Migliaia di ingressi sono stati così consentiti evitando lo strazio dei barconi e delle traversate nel deserto.

Il secondo criterio è quello della protezione. Un’azione che richiede una seria concertazione tra Paesi di partenza e i Paesi di arrivo. I primi sono chiamati a dare informazioni certe e dettagliate sulle reali possibilità di accoglienza dei paesi di arrivo e soprattutto la salvaguardia dei migranti nei confronti di azioni di reclutamento illegale.

I secondi invece dovrebbero assicurare un’adeguata assistenza consolare, il diritto a documenti di identità ed un equo accesso alla giustizia. Insomma, una forma di tutela della dignità di ogni migrante, a prescindere dallo status migratorio.

Ad essi, sottolinea Francesco I, dovrebbe essere evitata “ogni forma di detenzione in ragione del loro status migratorio”. Il criterio della “promozione”, invece, tende a definire e difendere la dignità personale del migrante. Ad esso occorre assicurazione la possibilità di esercizio del proprio culto religioso, così come la possibilità di poter utilizzare le proprie conoscenze ed i propri talenti, per potersi inserire nel mondo lavorativo.

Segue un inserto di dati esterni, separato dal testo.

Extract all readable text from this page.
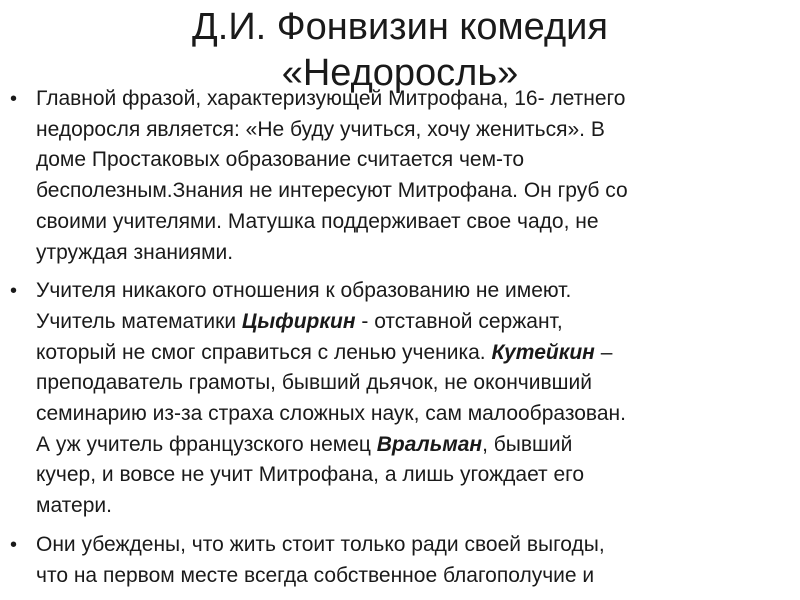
Д.И. Фонвизин комедия
«Недоросль»
• Главной фразой, характеризующей Митрофана, 16- летнего
недоросля является: «Не буду учиться, хочу жениться». В
доме Простаковых образование считается чем-то
бесполезным.Знания не интересуют Митрофана. Он груб со
своими учителями. Матушка поддерживает свое чадо, не
утруждая знаниями.
• Учителя никакого отношения к образованию не имеют.
Учитель математики Цыфиркин - отставной сержант,
который не смог справиться с ленью ученика. Кутейкин –
преподаватель грамоты, бывший дьячок, не окончивший
семинарию из-за страха сложных наук, сам малообразован.
А уж учитель французского немец Вральман, бывший
кучер, и вовсе не учит Митрофана, а лишь угождает его
матери.
• Они убеждены, что жить стоит только ради своей выгоды,
что на первом месте всегда собственное благополучие и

Il lavoro, in questa dinamica, diventa occasione di reciproco arricchimento e di unione tra popoli diversi. Da qui scaturisce il quarto criterio, quello della “integrazione” che, scrive il Pontefice, “non è un’assimilazione, che induce a sopprimere o a dimenticare la propria identità culturale.

Il contatto con l’altro porta piuttosto a scoprirne il “segreto”, ad aprirsi a lui per accoglierne gli aspetti validi e contribuire così ad una maggior conoscenza reciproca. È un processo prolungato che mira a formare società e culture, rendendole sempre più riflesso dei multiformi doni di Dio agli uomini.

Tale processo, continua Francesco, può essere accelerato attraverso l’offerta di cittadinanza slegata da requisiti economici e linguistici e di percorsi di regolarizzazione straordinaria per migranti che possano vantare una lunga permanenza nel paese”.

Quattro criteri che, come si vede, rappresentano in maniera estremamente chiara una posizione culturale prima che politica della Chiesa cattolica, tale da renderla paladina dei valori di libertà e solidarietà che, proprio attraverso Cristianesimo ed Illuminismo, hanno posto le fondamenta della civiltà europea ed occidentale in genere.

Una voce che andrebbe ascoltata da una politica sempre più incapace di affrontare in maniera critica le sfide sempre più complesse poste dalla contemporaneità e che è impossibile risolvere con colpi d’accetta. Sempre che la politica sia interessata a risolvere i problemi.